Just as optical astronomy faces serious problems with light pollution, radio astronomy is similarly plagued by its own brand of light pollution: radio frequency interference (RFI). Growing technological resources usurp more and more radio frequency spectrum in the VHF, UHF, and microwave bands; and all have potential to interfere with radio astronomy observations. Signals from some existing satellites leak into protected radio astronomy bands, and the problem will likely increase as more satellites are put into orbit. Low-earth-orbit satellites (LEOS) create an RFI problem no matter where on the earth a radio telescope is located, even in remote locations as Tasmania and the Antarctic! Increasing congestion of the radio spectrum is making astrophysical research in the designated radio and microwave bands ever more difficult, and the situation is quite a bit worse outside the bands protected for astronomy.
Every year, an increasing amount of radio frequency spectrum in the VHF, UHF, and microwave bands is being used to support new commercial and military ventures, and all have the potential to interfere with radio astronomy observations. Such services already cause problems for radio astronomy even in very remote observing sites, and the potential for this form of light pollution to grow is alarming. Preventive measures to eliminate interference through FCC legislation and ITU agreements can be effective, however, many times this approach is inadequate and interference excision at the receiver is necessary. When prevention is not possible, various methods to reduce or eliminate interference have been employed; conventional approaches include:
blanking
techniques to remove pulse-type signals from the data stream
filtering
techniques such as superconducting notch filters to remove
fixed-frequency interference
radio
frequency (RF) shielding to suppress spurious
digital signals and local oscillator signals from adjacent electronic
equipment or communication systems
post-processing
techniques on array systems such as sidelobe-beam nulling to remove
fixed-frequency signals
adaptive
beam forming techniques.
All these schemes are successful to some degree, yet each suffers from either insufficient interference cancellation, inability to adapt to changing statistics of the interference signal, partial removal of wanted data, or excessively large amounts of post-processing of the accumulated data. Clearly, we need to investigate new approaches to interference excision that have potential to improve upon the shortcomings of conventional techniques.
Adaptive interference cancellation is a real-time approach to interference excision that has not been used before in radio astronomy. For the first time, we have used adaptive interference cancellation inradio astronomy by building a prototype low-frequency adaptive filter receiver.
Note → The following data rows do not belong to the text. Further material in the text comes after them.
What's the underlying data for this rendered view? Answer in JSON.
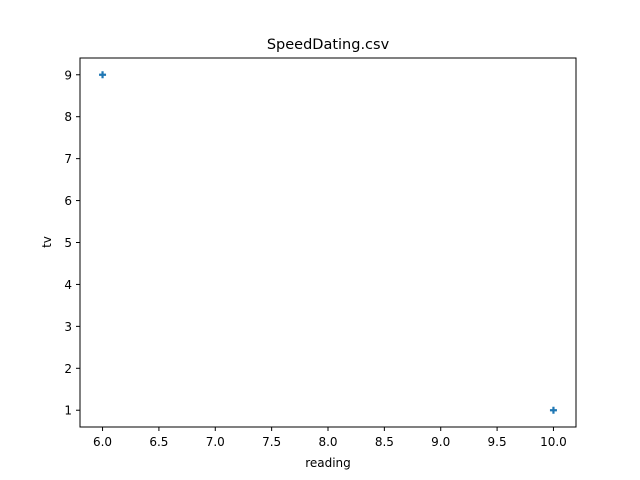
{
  "chart_data": {
    "type": "scatter",
    "title": "SpeedDating.csv",
    "xlabel": "reading",
    "ylabel": "tv",
    "xlim": [
      5.8,
      10.2
    ],
    "ylim": [
      0.6,
      9.4
    ],
    "xticks": [
      6.0,
      6.5,
      7.0,
      7.5,
      8.0,
      8.5,
      9.0,
      9.5,
      10.0
    ],
    "xtick_labels": [
      "6.0",
      "6.5",
      "7.0",
      "7.5",
      "8.0",
      "8.5",
      "9.0",
      "9.5",
      "10.0"
    ],
    "yticks": [
      1,
      2,
      3,
      4,
      5,
      6,
      7,
      8,
      9
    ],
    "ytick_labels": [
      "1",
      "2",
      "3",
      "4",
      "5",
      "6",
      "7",
      "8",
      "9"
    ],
    "grid": false,
    "marker": "plus",
    "series": [
      {
        "color": "#1f77b4",
        "points": [
          {
            "x": 6,
            "y": 9
          },
          {
            "x": 10,
            "y": 1
          }
        ]
      }
    ]
  }
}
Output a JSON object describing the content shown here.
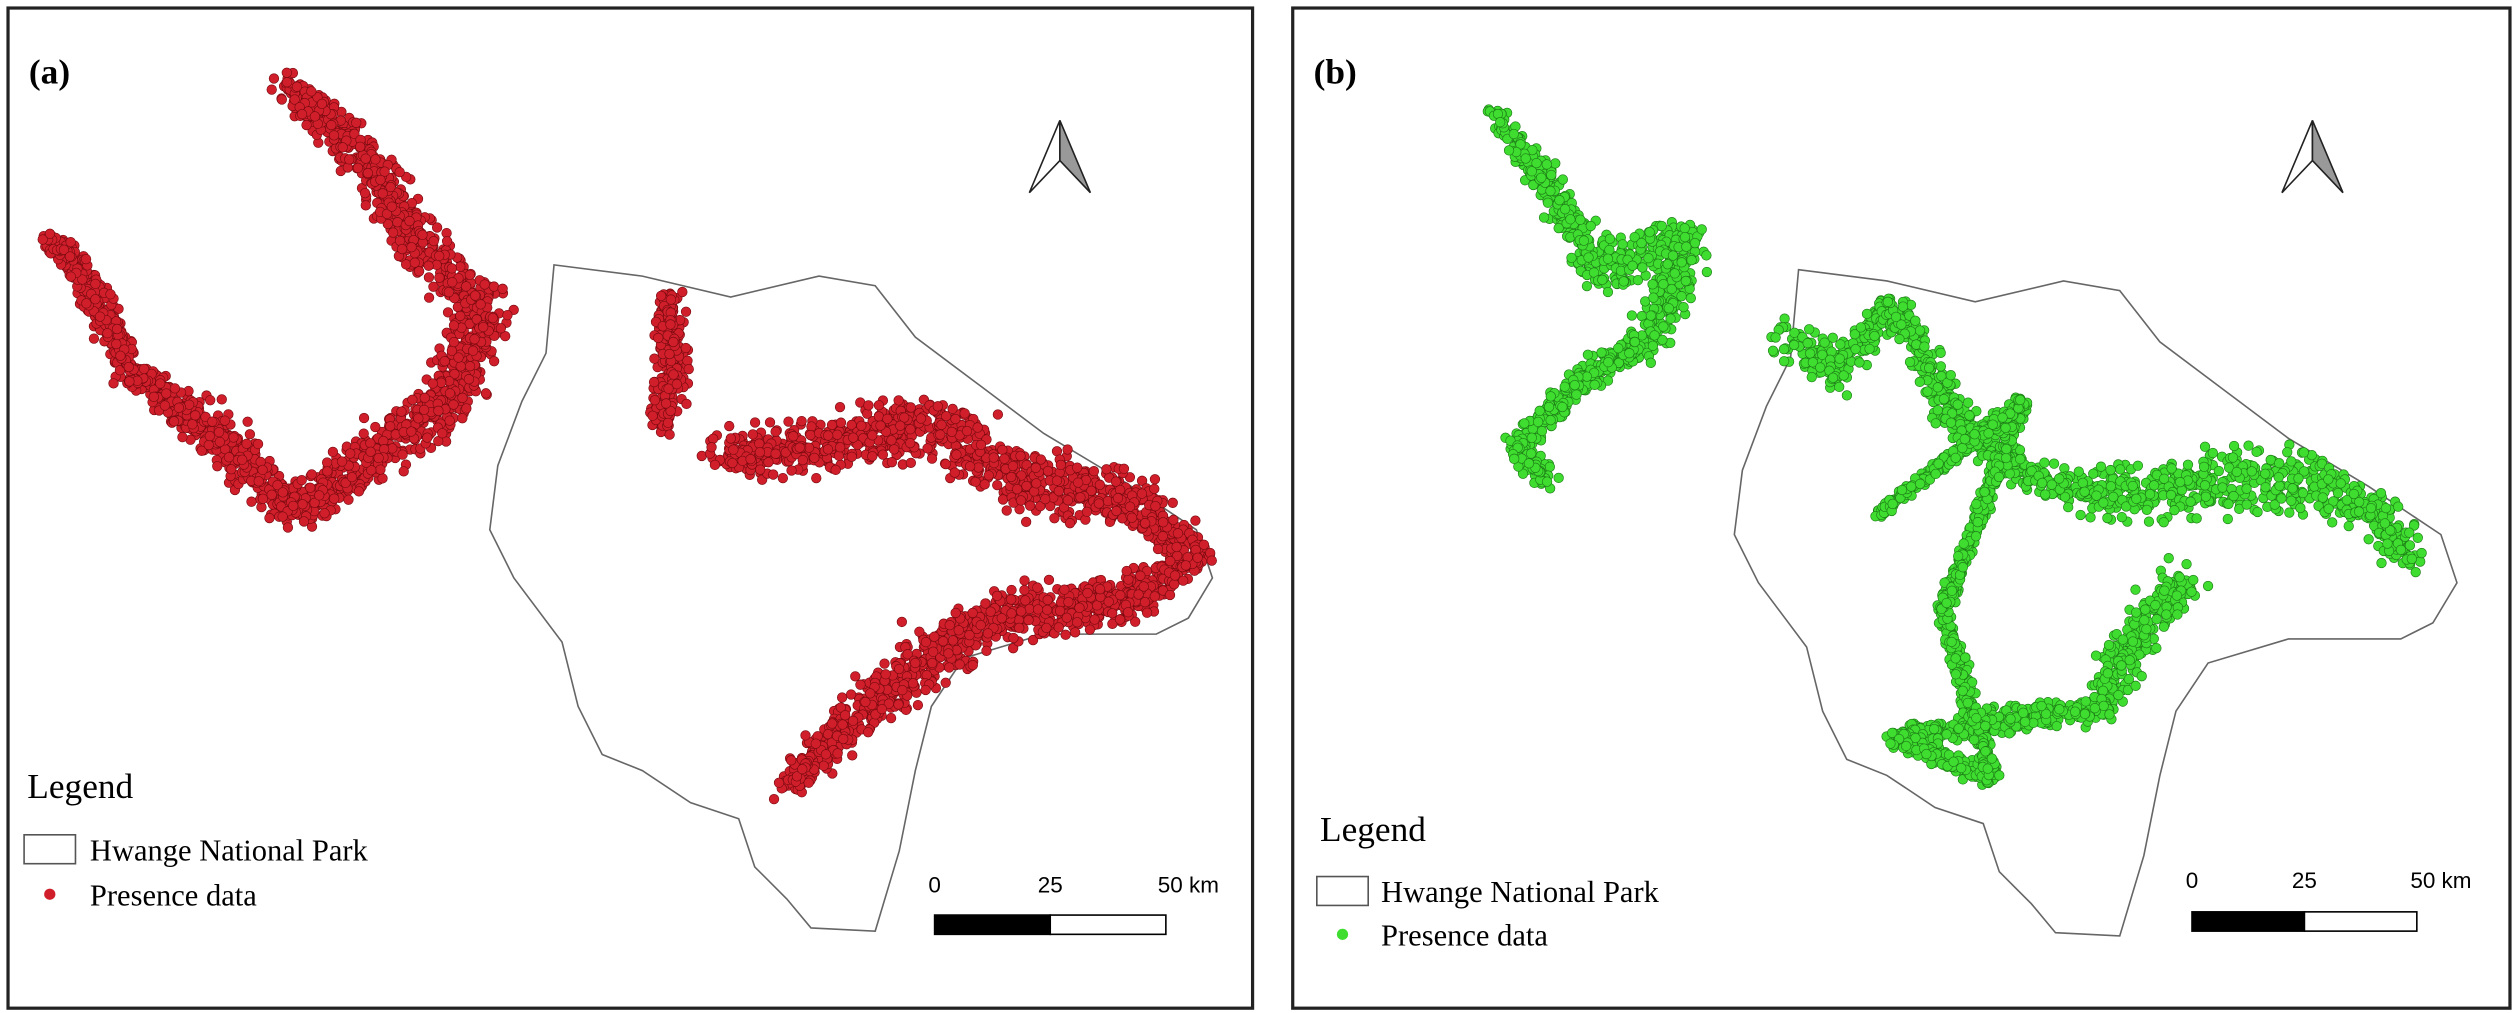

Up until now, not very much!! Removing RFI in a radiometer is a very difficult exercise. Astronomical signals are weak compared to ground (or satellite) signals, and so large attenuation capability is necessary. Often, RFI and astronomical signals occur at the same frequency, and conventional rejection schemes, such as notch filters, matched filters, and beam nulling, remove some or all of the astronomical signal along with the RFI. For example:
A
notch filter is a very sharp band-reject filter
that can be quite useful in removing strong interference which can
cause saturation to occur in the amplifier and correlator. However,
this type of filter is not easily adjustable in frequency and removes
some of the desired signal.
A
matched filter is a digital filter whose
characteristics "match" that of the interference and remove
it from the radiometer data. However, the spectrum of the
interference signal must be known a priori and in some cases
the filter characteristics are not physically realizable. The matched
filter can also cause distortion of the desired signal.
In
array systems beam-nulling has been tried through
extensive post-processing of the data; although somewhat successful,
this approach is very time consuming and does not attenuate enough
for astronomy observations at frequencies that are plagued by RFI.
An
adaptive beam-former is being designed for the
Square Kilometer Array Interferometer, but the problem here is that
the weighting coefficients that create the null can also cause small
distortions in the main telescope beam.
a
linear filter is used to minimize the least mean
square value of the difference between the desired response and the
actual output. The resulting solution is commonly known as the Wiener
solution, but the Wiener solution is inadequate because it
is not adaptive to changing environmental conditions.
If environmental conditions were always stationary, the Wiener solution would work well enough for astronomy. With a Wiener filter a reference channel that monitors only the RFI is compared with the corrupted signal coming in through the telescope or main channel, the RFI is identified and cancelled, leaving the astronomical signal. However, in the real world environmental conditions change as the telescope tracks or as propagation phenomena, such as reflection and multi-path, affect the RFI at the reference differently than at the main feed. In these non-stationary conditions, correcting coefficients must be able to update in real-time as the statistics change. To cancel RFI well enough to retrieve astronomical signals, the canceling scheme must be able to adapt to changing statistics.
Given the serious, ever-growing problems that RFI poses to radio astronomy, new and sometimes radical approaches for interference cancellation must be examined. If the adaptive interference canceling scheme is shown to be viable for use in radio astronomy, the potential would be significant. Initial bench tests with our prototype system are very encouraging; our adaptive filter achieved attenuation of strong frequency-modulated interference by more than 72 dB (a factor of ten million), at the limit of the system's measurement capabilities.